Anda dapat menganggap rantai pemikiran ini seperti program yang sesuai dengan contoh. Tentu saja, jika seperti AI Go-playing, maka diperlukan heuristik, atau aturan longgar, untuk menentukan program mana yang terbaik.

Mungkin ada ribuan program berbeda yang tampaknya sama validnya. Heuristik tersebut dapat berupa “pilih yang terlemah” atau “pilih yang paling sederhana”.

Namun, jika seperti AlphaGo maka mereka hanya memiliki AI yang membuat heuristik. Ini adalah proses untuk AlphaGo. Google melatih model untuk menilai rangkaian gerakan yang berbeda sebagai lebih baik atau lebih buruk dibandingkan yang lain.

Yang masih belum kita ketahui

Pertanyaannya kemudian, apakah ini benar-benar mendekati AGI? Jika ini adalah cara kerja o3, maka model dasarnya mungkin tidak lebih baik dari model sebelumnya.

Konsep yang dipelajari model dari bahasa mungkin tidak lagi cocok untuk digeneralisasi dibandingkan sebelumnya. Sebaliknya, kita mungkin hanya melihat “rantai pemikiran” yang lebih umum ditemukan melalui langkah-langkah tambahan dalam pelatihan heuristik yang dikhususkan untuk pengujian ini. Buktinya, seperti biasa, ada di pudingnya.

Hampir segala sesuatu tentang o3 masih belum diketahui. OpenAI membatasi pengungkapan pada beberapa presentasi media dan pengujian awal kepada segelintir peneliti, laboratorium, dan lembaga keamanan AI.

Untuk benar-benar memahami potensi o3 akan memerlukan kerja keras, termasuk evaluasi, pemahaman tentang distribusi kapasitasnya, seberapa sering gagal dan seberapa sering berhasil.

Ketika o3 akhirnya dirilis, kita akan memiliki gagasan yang lebih baik tentang apakah ia dapat beradaptasi seperti manusia pada umumnya.

Jika hal ini benar, maka hal ini akan memberikan dampak ekonomi yang besar dan revolusioner, serta membuka era baru percepatan kecerdasan yang bisa dikembangkan sendiri.
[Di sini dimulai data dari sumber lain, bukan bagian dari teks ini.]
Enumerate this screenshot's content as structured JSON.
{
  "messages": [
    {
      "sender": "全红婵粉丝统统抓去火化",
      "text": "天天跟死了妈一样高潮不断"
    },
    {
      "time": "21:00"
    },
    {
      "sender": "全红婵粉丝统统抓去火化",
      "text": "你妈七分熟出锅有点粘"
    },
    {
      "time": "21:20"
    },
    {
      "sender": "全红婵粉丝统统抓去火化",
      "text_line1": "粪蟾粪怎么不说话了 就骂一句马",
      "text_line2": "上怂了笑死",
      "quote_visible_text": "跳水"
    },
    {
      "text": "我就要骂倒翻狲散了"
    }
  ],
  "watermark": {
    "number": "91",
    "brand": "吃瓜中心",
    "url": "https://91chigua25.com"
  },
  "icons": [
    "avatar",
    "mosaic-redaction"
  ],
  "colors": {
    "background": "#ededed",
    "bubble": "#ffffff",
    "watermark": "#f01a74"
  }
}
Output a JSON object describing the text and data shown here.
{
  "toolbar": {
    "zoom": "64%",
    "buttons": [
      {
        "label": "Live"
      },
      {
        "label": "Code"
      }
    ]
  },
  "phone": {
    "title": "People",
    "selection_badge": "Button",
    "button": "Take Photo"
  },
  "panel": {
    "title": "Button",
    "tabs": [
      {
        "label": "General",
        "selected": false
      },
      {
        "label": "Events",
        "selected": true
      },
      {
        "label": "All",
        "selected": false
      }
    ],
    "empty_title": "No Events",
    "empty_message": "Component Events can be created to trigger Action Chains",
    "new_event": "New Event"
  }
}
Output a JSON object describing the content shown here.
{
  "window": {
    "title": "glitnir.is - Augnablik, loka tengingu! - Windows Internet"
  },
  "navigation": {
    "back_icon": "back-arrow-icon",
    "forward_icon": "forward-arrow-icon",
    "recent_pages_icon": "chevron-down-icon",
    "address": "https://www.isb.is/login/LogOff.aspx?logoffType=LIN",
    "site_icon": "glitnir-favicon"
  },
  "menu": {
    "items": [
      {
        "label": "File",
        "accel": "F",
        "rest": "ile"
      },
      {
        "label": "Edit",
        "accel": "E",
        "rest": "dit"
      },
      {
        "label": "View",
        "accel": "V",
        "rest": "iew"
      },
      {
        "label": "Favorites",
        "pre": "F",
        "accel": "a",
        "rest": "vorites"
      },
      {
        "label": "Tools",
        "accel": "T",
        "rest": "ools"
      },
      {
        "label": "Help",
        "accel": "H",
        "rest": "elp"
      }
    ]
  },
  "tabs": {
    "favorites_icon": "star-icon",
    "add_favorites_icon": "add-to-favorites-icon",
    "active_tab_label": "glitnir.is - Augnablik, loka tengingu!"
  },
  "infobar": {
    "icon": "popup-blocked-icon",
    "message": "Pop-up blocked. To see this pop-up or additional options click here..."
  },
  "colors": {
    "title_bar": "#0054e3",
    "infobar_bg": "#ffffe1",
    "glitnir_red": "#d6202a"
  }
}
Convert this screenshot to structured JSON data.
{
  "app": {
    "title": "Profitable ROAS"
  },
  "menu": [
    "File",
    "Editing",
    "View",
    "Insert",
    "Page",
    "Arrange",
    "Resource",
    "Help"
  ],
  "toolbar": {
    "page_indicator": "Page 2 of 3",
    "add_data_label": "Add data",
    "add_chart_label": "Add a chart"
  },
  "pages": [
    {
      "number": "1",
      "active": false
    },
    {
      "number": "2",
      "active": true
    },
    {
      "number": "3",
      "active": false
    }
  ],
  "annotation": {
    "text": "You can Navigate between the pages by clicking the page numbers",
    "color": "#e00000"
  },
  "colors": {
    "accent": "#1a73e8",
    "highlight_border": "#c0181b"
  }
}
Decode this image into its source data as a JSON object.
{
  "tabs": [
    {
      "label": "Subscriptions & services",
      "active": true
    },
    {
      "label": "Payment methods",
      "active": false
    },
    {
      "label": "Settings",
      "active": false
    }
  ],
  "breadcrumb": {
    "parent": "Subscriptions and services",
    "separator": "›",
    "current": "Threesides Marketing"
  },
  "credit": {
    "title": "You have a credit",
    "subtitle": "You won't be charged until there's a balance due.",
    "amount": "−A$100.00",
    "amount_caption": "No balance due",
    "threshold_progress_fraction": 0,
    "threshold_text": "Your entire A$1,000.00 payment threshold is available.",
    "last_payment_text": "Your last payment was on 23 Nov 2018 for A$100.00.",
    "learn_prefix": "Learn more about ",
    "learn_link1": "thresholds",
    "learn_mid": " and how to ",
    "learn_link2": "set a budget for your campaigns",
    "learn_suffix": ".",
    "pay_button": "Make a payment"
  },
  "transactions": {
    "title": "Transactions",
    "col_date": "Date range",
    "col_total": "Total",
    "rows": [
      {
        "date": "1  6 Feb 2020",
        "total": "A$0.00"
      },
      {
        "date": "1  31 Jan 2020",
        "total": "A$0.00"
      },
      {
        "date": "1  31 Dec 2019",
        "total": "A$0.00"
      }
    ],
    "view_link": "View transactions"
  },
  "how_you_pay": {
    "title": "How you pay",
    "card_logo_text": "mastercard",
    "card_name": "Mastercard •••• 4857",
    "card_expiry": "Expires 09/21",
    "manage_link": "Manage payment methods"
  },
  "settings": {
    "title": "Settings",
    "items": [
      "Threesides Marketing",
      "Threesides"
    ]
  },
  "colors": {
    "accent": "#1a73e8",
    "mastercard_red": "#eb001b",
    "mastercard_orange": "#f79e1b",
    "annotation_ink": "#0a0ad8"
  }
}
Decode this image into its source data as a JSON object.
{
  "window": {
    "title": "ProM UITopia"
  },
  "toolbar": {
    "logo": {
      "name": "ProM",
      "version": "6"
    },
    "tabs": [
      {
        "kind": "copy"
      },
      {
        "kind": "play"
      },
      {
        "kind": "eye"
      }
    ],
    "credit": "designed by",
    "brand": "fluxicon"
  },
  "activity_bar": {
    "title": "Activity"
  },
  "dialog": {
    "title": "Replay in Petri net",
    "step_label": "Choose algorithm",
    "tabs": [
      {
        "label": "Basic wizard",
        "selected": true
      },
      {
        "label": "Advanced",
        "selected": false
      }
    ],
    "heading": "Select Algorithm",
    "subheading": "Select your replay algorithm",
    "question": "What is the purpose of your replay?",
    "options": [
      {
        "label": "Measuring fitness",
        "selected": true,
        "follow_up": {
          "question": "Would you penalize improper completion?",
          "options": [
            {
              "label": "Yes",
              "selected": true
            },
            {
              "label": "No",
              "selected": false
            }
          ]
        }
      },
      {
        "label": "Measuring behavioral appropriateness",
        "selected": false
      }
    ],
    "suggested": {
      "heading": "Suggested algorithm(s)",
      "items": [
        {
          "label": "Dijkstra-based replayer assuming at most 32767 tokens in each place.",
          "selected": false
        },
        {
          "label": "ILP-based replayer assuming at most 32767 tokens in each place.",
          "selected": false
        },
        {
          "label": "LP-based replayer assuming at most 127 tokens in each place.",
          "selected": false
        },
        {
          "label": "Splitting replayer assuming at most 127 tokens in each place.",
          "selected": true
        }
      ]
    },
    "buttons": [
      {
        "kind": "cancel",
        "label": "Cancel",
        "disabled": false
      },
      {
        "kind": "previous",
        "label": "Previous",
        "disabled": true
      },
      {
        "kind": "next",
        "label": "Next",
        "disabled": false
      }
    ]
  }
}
Kami memerlukan tolok ukur baru untuk AGI itu sendiri dan pertimbangan serius mengenai cara pengelolaannya.

Jika tidak, ini akan tetap menjadi hasil yang mengesankan. Namun, kehidupan sehari-hari akan tetap sama.Percakapan

Michael Timotius BennettMahasiswa PhD, Sekolah Komputasi, Universitas Nasional Australia Dan Pilih PerrierRekan Peneliti, Pusat Teknologi Kuantum yang Bertanggung Jawab Stanford, Universitas Stanford

Artikel ini diterbitkan ulang dari Percakapan di bawah lisensi Creative Commons. Baca artikel asli.

Sumber

Juliana Ribeiro
Juliana Ribeiro is an accomplished News Reporter and Editor with a degree in Journalism from University of São Paulo. With more than 6 years of experience in international news reporting, Juliana has covered significant global events across Latin America, Europe, and Asia. Renowned for her investigative skills and balanced reporting, she now leads news coverage at Agen BRILink dan BRI, where she is dedicated to delivering accurate, impactful stories to inform and engage readers worldwide.